Level 5 errors are nearly impossible to detect — short of developing deep familiarity yourself. And here's the uncomfortable truth: even "experts" get structural calls wrong. The market is full of professional analysts who missed obvious-in-hindsight structural shifts.
Defense by Level
| Level | Detection Method | Who Can Catch It |
|---|---|---|
| L1 — Fake Citations | Check if source exists | Anyone with internet access |
| L2 — Wrong Numbers | Cross-check 2+ sources | Anyone who reads the filing |
| L3 — Missing Context | Check what's NOT mentioned | Someone who knows what to look for |
| L4 — Reasoning Errors | Run the math yourself | Someone who knows the right framework |
| L5 — Structural Errors | Deep familiarity + continuous learning | Nearly impossible — requires ongoing study |
How Our Framework Addresses Each Level
- L1 (Fake Citations): We direct models to use aggregators over SEC EDGAR (aggregators are indexed better). Perplexity provides real-time citations.
- L2 (Wrong Numbers): We mandate cross-source reconciliation in Stage 0. If numbers don't match, flagged.
- L3 (Missing Context): We have specific checks for client funds, lease liabilities, SBC, and other commonly omitted items built into the prompt.
- L4 (Reasoning Errors): The Treadmill Test, NCI check, and other mandatory calculations force explicit math. Harder for models to hide bad logic.
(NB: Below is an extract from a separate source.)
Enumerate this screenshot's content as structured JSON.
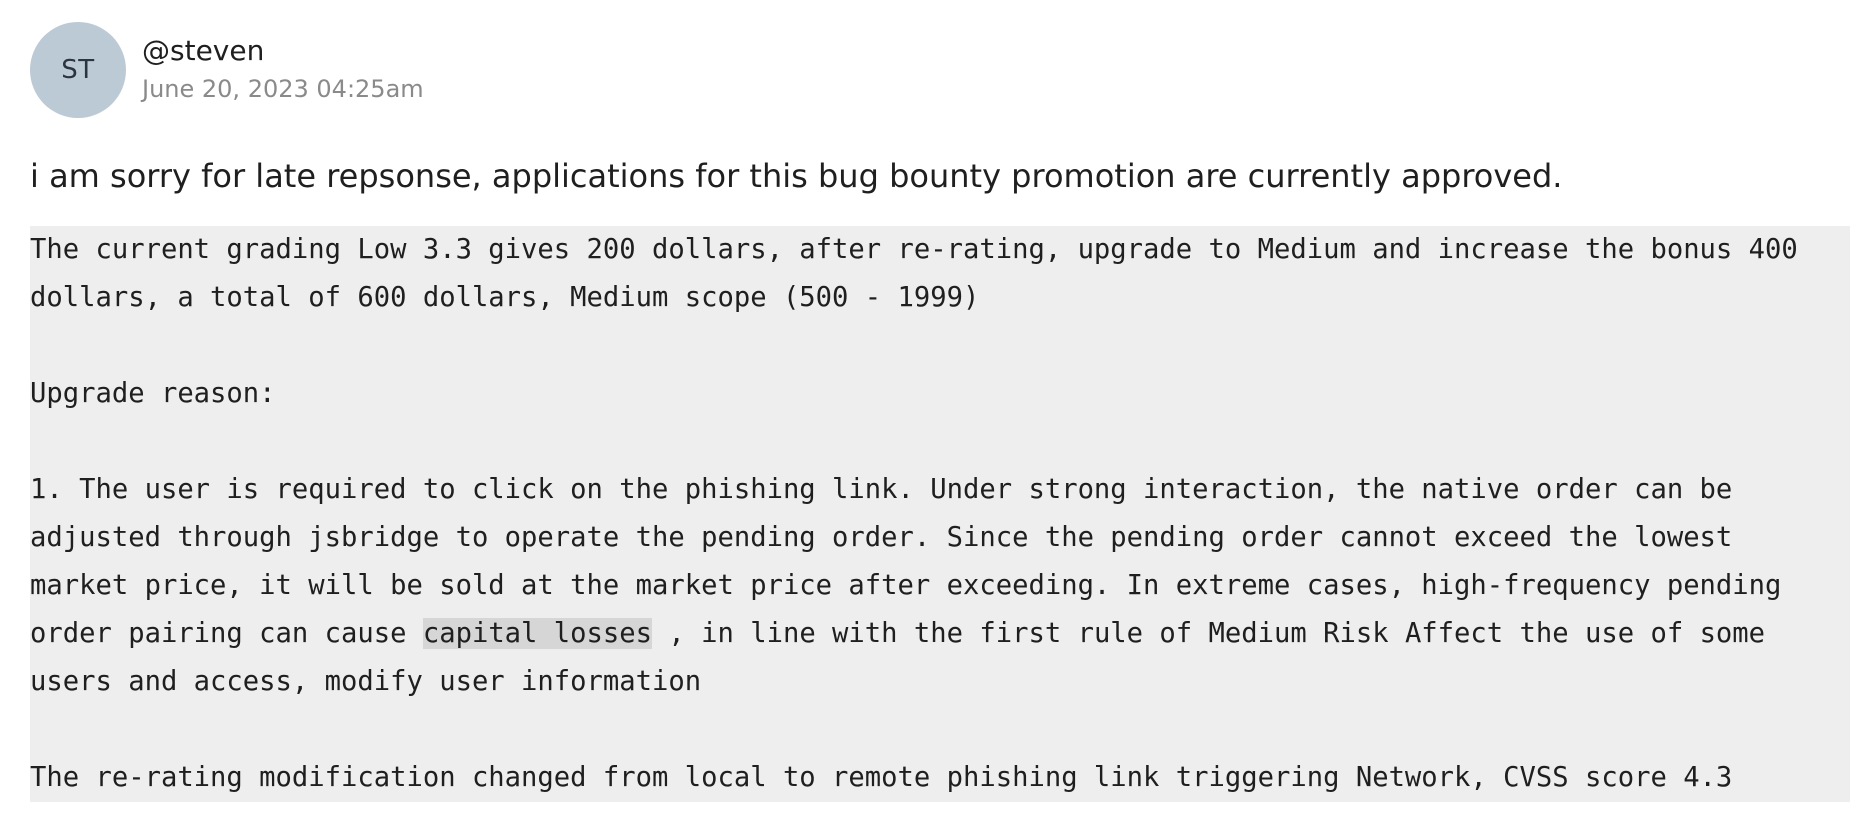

- L5 (Structural Errors): Honestly? We can't reliably catch these either. We mark what we've manually checked vs. LLM-only, but structural understanding requires ongoing learning — not a checklist.
The Uncomfortable Truth
We can catch L1-L3 reliably with our current framework. L4 we catch most of the time with mandatory calculations. L5 is where we have to be honest: we can only catch structural errors in domains we understand.
If an LLM makes a structural error about oil drilling physics, we might miss it. If it makes a structural error about tech sector business models, we're more likely to catch it.
This is why we include a "What We Checked" section in every analysis. We want readers to know exactly what has been manually verified vs. what's still LLM-only — so you can decide what additional verification you need to do.
Acknowledgment: This taxonomy is based on errors we've actually encountered. As we see new failure modes, we'll update both this post and our verification framework.